Cette vidéo est un montage réalisé à partir de plusieurs séquences filmées de fouilles menées par le service archéologique d’Arras. Elle permet de visualiser les grandes étapes d’une fouille archéologique et d’illustrer le travail des archéologues sur le terrain.

La première étape présentée est le décapage. Réalisé le plus souvent dans le cadre de travaux d’aménagements, ce premier travail permet de nettoyer en gros la première couche du sol, parfois à l’aide de pelleteuses.

Lorsque des vestiges anciens sont découverts vient la fouille en elle-même. On peut observer ici les gestes minutieux à la truelle et au pinceau, les outils indispensables de l’archéologue qui permettent de s’approcher au plus près de l’élément à découvrir sans l’abimer.

La troisième partie de la vidéo nous fait découvrir le moment de lidentification des objets découverts et la recherche d’informations sur l’identité du soldat dont le squelette a été mis au jour, au travers de l’étude de son portefeuille par exemple.

Une fois la fouille sur le terrain terminée, la recherche archéologique ne s’arrête pas là : l’ensemble des matériels sont par la suite conditionnés et envoyés pour études.

Paysage mutilé, le ventre de la guerre : une terre pour l'archéologie

Plaque Stéréoscopique

Anaglyphe

Lunette 3d Il est nécessaire d’utiliser une paire de lunettes rouge et cyan qui permet la vision en relief. Le filtre bleu correspond à l’œil droit.

 

Cette plaque stéréoscopique expose un fragment de paysage de guerre. Le terrain bouleversé, pour reprendre la légende du cliché, témoigne de la puissance de l’artillerie et de la densité du pilonnage.

Au premier plan, les impacts subis par les objets métalliques renversés; plus loin, les silhouettes dressées des troncs déchiquetés. Cet ensemble inspire la sidération devant les effets de la guerre totale.  Violence gratuite, pourrait-on penser, car aucune présence humaine n’est visible pour justifier l’acharnement à se disputer ce morceau du front. Il devait y avoir une ferme dans les parages, s’il faut en croire la légende du cliché. Nul repère pour identifier l’emplacement et les signes d’une activité agricole.

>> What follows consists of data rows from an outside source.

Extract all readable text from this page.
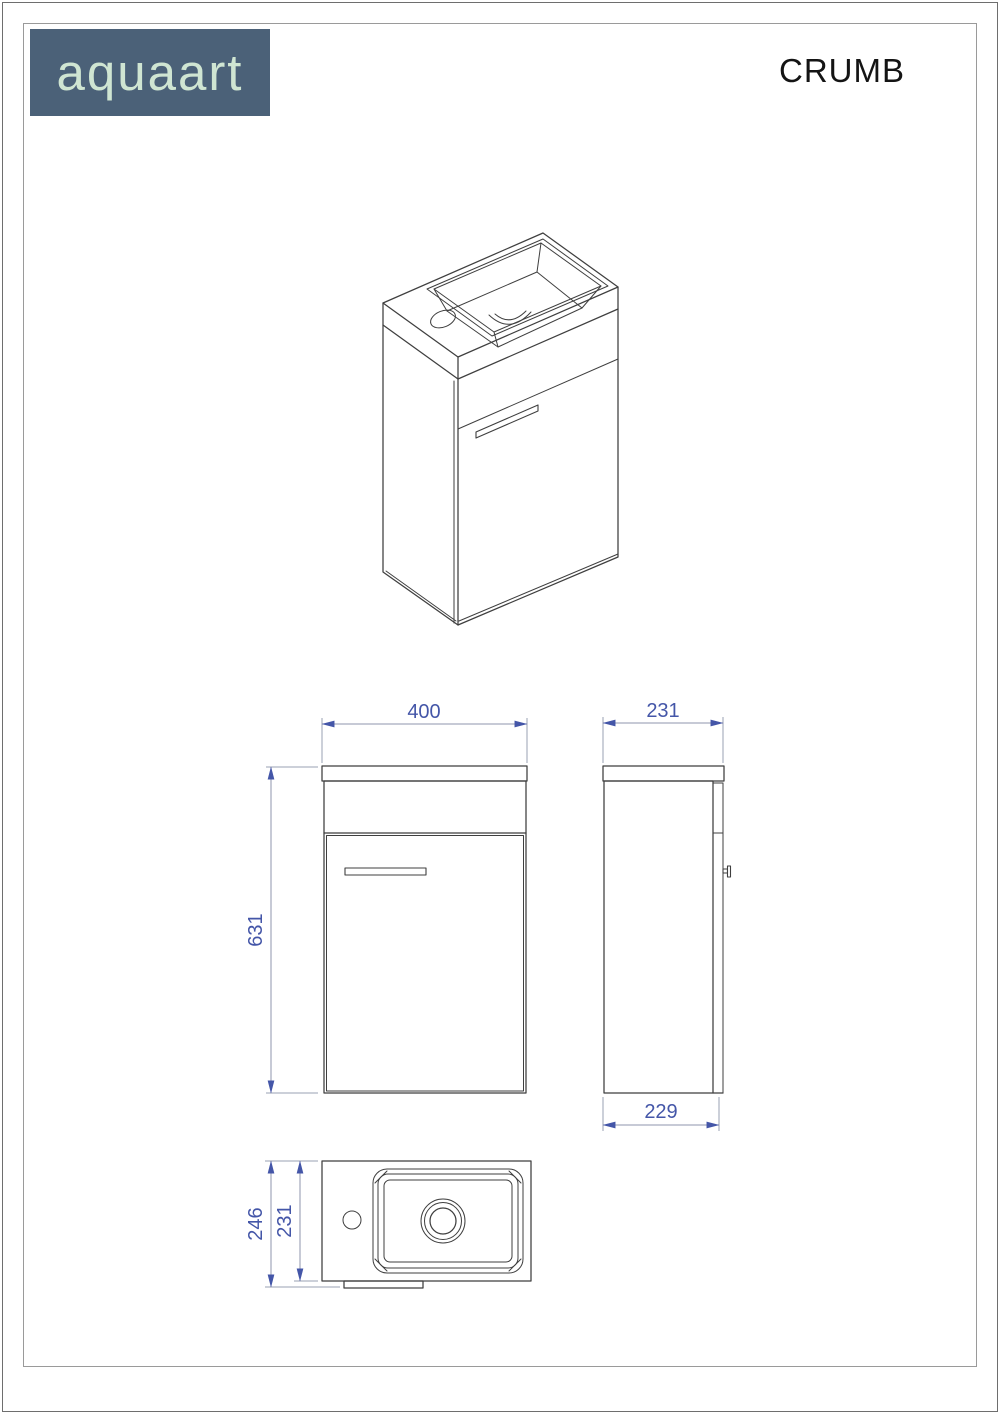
aquaart	CRUMB
400
631
231
229
246 231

Cette vision correspond bien à l’idée que l’on peut se faire d’un no man’s land. Si ce n’est que cette appellation concerne l’espace situé entre les deux premières lignes des belligérants. Est-ce le cas ici ? Notre photographe aurait été bien imprudent de se mettre autant à découvert pour prendre une photo… Même l’arrière-plan, lisse et vaporeux, complète l’impression de désolation. Le noir et blanc accentue l’impression de perte de substance, de dévitalisation.

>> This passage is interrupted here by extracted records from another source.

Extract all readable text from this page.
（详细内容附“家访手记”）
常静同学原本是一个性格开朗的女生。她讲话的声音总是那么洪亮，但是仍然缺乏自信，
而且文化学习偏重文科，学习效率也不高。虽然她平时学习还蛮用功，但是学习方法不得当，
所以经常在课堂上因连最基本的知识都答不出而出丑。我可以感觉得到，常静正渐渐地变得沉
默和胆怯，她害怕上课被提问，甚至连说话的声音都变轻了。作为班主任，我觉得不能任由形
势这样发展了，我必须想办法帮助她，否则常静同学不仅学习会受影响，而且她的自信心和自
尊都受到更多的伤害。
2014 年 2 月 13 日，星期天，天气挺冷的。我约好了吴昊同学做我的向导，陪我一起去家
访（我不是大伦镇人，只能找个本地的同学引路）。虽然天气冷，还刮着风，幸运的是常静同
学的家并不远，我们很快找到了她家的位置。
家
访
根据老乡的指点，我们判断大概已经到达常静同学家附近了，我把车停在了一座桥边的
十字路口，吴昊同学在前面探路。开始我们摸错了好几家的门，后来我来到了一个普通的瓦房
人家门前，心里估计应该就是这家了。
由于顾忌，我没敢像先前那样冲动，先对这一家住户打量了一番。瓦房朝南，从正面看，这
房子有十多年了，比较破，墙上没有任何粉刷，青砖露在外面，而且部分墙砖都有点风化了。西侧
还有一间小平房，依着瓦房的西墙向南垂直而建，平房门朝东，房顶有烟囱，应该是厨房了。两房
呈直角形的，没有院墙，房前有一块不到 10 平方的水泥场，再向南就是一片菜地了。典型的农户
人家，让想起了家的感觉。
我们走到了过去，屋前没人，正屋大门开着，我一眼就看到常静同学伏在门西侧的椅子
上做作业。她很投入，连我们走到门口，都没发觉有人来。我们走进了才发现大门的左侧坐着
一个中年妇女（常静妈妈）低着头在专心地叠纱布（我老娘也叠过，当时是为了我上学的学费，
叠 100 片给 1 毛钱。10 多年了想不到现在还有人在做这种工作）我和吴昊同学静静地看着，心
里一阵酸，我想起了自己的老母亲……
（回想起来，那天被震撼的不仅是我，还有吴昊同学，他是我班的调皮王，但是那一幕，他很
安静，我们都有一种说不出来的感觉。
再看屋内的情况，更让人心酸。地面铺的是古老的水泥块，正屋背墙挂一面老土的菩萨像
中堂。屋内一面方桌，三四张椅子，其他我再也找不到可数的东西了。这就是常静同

Il n’y a plus rien en ces lieux… C’est ce que pourrait affirmer un quidam sceptique assistant à l’installation d’un chantier archéologique destiné à exhumer des traces en des lieux où personne ne soupçonne la moindre présence de vie antérieure. Et pourtant ! Le site est saturé de débris, d’éclats, de morceaux. Précisément, les archéologues de la Première Guerre mondiale identifient les secteurs qui livrent les traces des moyens mis en œuvre pour détruire des défenses et anéantir des ennemis. Ils les distinguent des emplacements où se lit le quotidien des combattants dans le repos, l’attente ou la préparation de leur retour en première ligne. La première ligne, elle, est la zone des tranchées où la terre est à nue, déjà entaillée, comme une saignée prête à enfouir, dans le déchaînement d’un bombardement, hommes et matériel hors de combat.

plan

Il est intéressant de remarquer que pour repérer ces différents sites, les archéologues utilisent les plans directeurs . Également appelés canevas de tir, ce sont les plans très précis, contemporains du conflit, qui tentent de cartographier les points névralgiques des différents secteurs de combats. Indispensables pour repérer ses propres positions, ces cartes sont utilisées par les artilleurs pour viser et détruire les postes d’observation, les boyaux d’accès, les abris de mitrailleuses et autres postes de commandement. Elles sont refaites inlassablement avec l’aide des aviateurs puisque le réseau des tranchées se recomposait régulièrement, bouleversé par  le feu des canons, pris et repris, changeant de camp.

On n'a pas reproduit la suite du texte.